Observatory Operations staff member needs to delete a file from their human-managed filesystem in a manner that corrects information used by SuperTasks.
Data Backbone (not directly involved with processing):
A raw file ingestion service will ingest raw files into the data backbone (base comes later than NCSA)
Includes transfer of files + saving data into file catalog, metadata tables, and provenance tables (provenance means introduced to data backbone via Raw file path, not what processes were done to it at the base prior to this).
An Operator needs to manually ingest into the data backbone files created externally to the camera or Batch Processing Service to be used by pipelines
Includes (probably manual) renaming of files to unique names, moving files into place, saving data into file catalog, metadata tables, and provenance tables (provenance means an externally created file was introduced to the system. NOT saving whatever provenance external process was done.)
Alert Prompt Processing (Temp placeholders until Felipe can chime in. Many are directly Alert Prompt Processing pipeline related.)
Generically, this is all decoupled from the data backbone, consolidated DB and alert distribution system to allow it to continue processing despite outages in those other systems. At some independent cadence, information/files flow between them.
Forwarders deliver the crosstalked-corrected files to NCSA distributors which will make these files visible on the Prompt Processing cluster.
A separate setup process (name TBD) will populate Prompt Processing filesystems with input files needed for the night's processing.

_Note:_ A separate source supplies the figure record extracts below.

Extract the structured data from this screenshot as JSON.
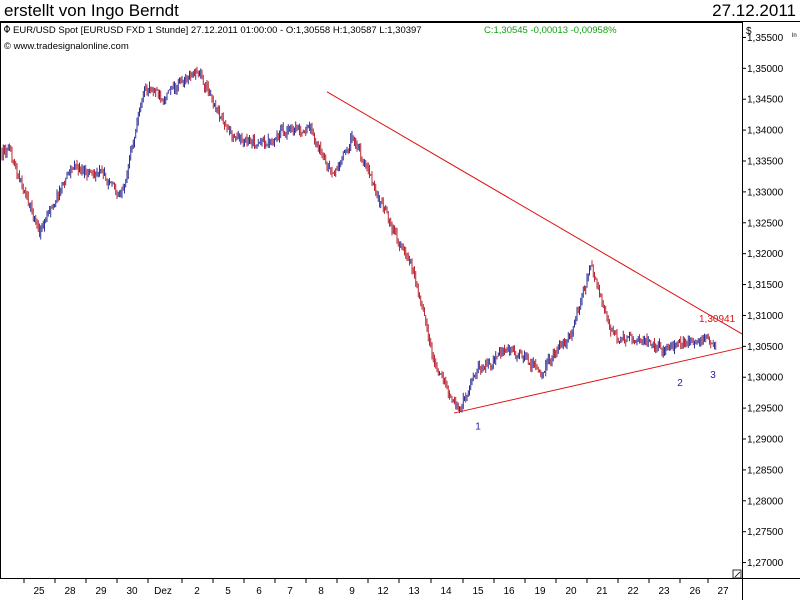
{
  "header": {
    "title": "erstellt von Ingo Berndt",
    "date": "27.12.2011"
  },
  "info": {
    "instrument": "EUR/USD Spot [EURUSD FXD  1 Stunde] 27.12.2011 01:00:00 - O:1,30558 H:1,30587 L:1,30397",
    "change": "C:1,30545 -0,00013 -0,00958%",
    "website": "© www.tradesignalonline.com",
    "currency_symbol": "$"
  },
  "colors": {
    "trendline": "#e01010",
    "bullish_candle": "#1a1a8c",
    "bearish_candle": "#b01020",
    "wave_label": "#1f1fa0",
    "change_text": "#12a012",
    "price_label": "#e01010"
  },
  "chart_data": {
    "type": "candlestick",
    "title": "EUR/USD Spot [EURUSD FXD  1 Stunde]",
    "timeframe": "1 Stunde",
    "ylim": [
      1.2675,
      1.3575
    ],
    "y_ticks": [
      "1,35500",
      "1,35000",
      "1,34500",
      "1,34000",
      "1,33500",
      "1,33000",
      "1,32500",
      "1,32000",
      "1,31500",
      "1,31000",
      "1,30500",
      "1,30000",
      "1,29500",
      "1,29000",
      "1,28500",
      "1,28000",
      "1,27500",
      "1,27000"
    ],
    "x_ticks": [
      "25",
      "28",
      "29",
      "30",
      "Dez",
      "2",
      "5",
      "6",
      "7",
      "8",
      "9",
      "12",
      "13",
      "14",
      "15",
      "16",
      "19",
      "20",
      "21",
      "22",
      "23",
      "26",
      "27"
    ],
    "approx_close_path": [
      {
        "date": "24.11",
        "price": 1.3365
      },
      {
        "date": "25.11",
        "price": 1.3235
      },
      {
        "date": "28.11",
        "price": 1.334
      },
      {
        "date": "29.11",
        "price": 1.333
      },
      {
        "date": "30.11",
        "price": 1.329
      },
      {
        "date": "30.11",
        "price": 1.347
      },
      {
        "date": "01.12",
        "price": 1.3455
      },
      {
        "date": "02.12",
        "price": 1.3495
      },
      {
        "date": "05.12",
        "price": 1.3395
      },
      {
        "date": "06.12",
        "price": 1.3375
      },
      {
        "date": "07.12",
        "price": 1.3405
      },
      {
        "date": "08.12",
        "price": 1.34
      },
      {
        "date": "08.12",
        "price": 1.3325
      },
      {
        "date": "09.12",
        "price": 1.339
      },
      {
        "date": "12.12",
        "price": 1.327
      },
      {
        "date": "13.12",
        "price": 1.3165
      },
      {
        "date": "14.12",
        "price": 1.302
      },
      {
        "date": "14.12",
        "price": 1.2945
      },
      {
        "date": "15.12",
        "price": 1.3015
      },
      {
        "date": "16.12",
        "price": 1.3045
      },
      {
        "date": "19.12",
        "price": 1.301
      },
      {
        "date": "20.12",
        "price": 1.307
      },
      {
        "date": "21.12",
        "price": 1.318
      },
      {
        "date": "21.12",
        "price": 1.306
      },
      {
        "date": "22.12",
        "price": 1.3065
      },
      {
        "date": "23.12",
        "price": 1.3045
      },
      {
        "date": "26.12",
        "price": 1.306
      },
      {
        "date": "27.12",
        "price": 1.3054
      }
    ],
    "trendlines": [
      {
        "name": "upper",
        "from": {
          "date": "08.12",
          "price": 1.3462
        },
        "to": {
          "date": "27.12",
          "price": 1.307
        }
      },
      {
        "name": "lower",
        "from": {
          "date": "14.12",
          "price": 1.2942
        },
        "to": {
          "date": "27.12",
          "price": 1.3048
        }
      }
    ],
    "annotations": [
      {
        "text": "1,30941",
        "price": 1.30941
      },
      {
        "text": "1",
        "date": "14.12",
        "price": 1.2935
      },
      {
        "text": "2",
        "date": "23.12",
        "price": 1.3005
      },
      {
        "text": "3",
        "date": "26.12",
        "price": 1.3018
      }
    ],
    "grid": false,
    "legend": "none"
  }
}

Alert Prompt Processing pipeline will read template files from a template filesystem.
Alert Prompt Processing pipeline will write its output files to an output filesystem.
Alert Prompt Processing pipeline will read from and write to a separate real-time AP database.
Alert Prompt Processing pipeline will feed back image information like psf, wcs, etc back to the telemetry gateway service on the NCSA foreman which sends information back to the base. (If the feedback is via a file, then normal Butler use case. If the feedback is via direct messaging with the service, then not clear this is a Butler use case.)
A separate post process (name TBD) will copy output data from the L1 enclave into the Operations database and filesystem.
An EFD ETL process will extract from the base EFD, translate the data and load tables in NCSA consolidated database.
Will be working with databases, but this process shouldn’t have to use the Butler.
The database admin will initiate a data release process which extracts, translates, and loads the data from the operations database into the release database.
Mostly database work transforming data from the operational consolidated database to a release consolidated database. (Probably not a Butler use case as these are normally specialized/optimized )
Loading Qserv (again expecting not really a Butler use case if database to database, but if done on a file basis closer to the actual production then could be if the Qserv folks want to do so)
Disaster Recovery/Backup services will save data to other locations or tape. - not a Butler use case
The Data Backbone will store files on tape and must retrieve them for use by Batch Production Service (not a Butler use case for production uses)
Certain files will need to be stored on tape in certain matter for efficient retrieval
May be managed by 3rd party software (like Rucio)
Not clear how much end-users would be accessing files on tape. (if allowed, may be Butler use case).
The Data Backbone will deliver files to LSST DAC Chile (not a Butler use case)
Delivering files between NCSA and IN2P3 (not a Butler use case)
The Data Backbone will deliver raw files from NCSA to IN2P3
The Batch Processing Service will deliver other inputs for processing from NCSA to IN2P3
The Batch Processing Service will deliver outputs from processing at IN2P3 to NCSA
The Data Backbone will deliver release files from NCSA to IN2P3 (backup, IN2P3 DAC)
Bulk file delivery service/program will bulk copy files between NCSA and a non-LSST DAC (i.e., not Chile, NCSA, or IN2P3). Not a Butler use case.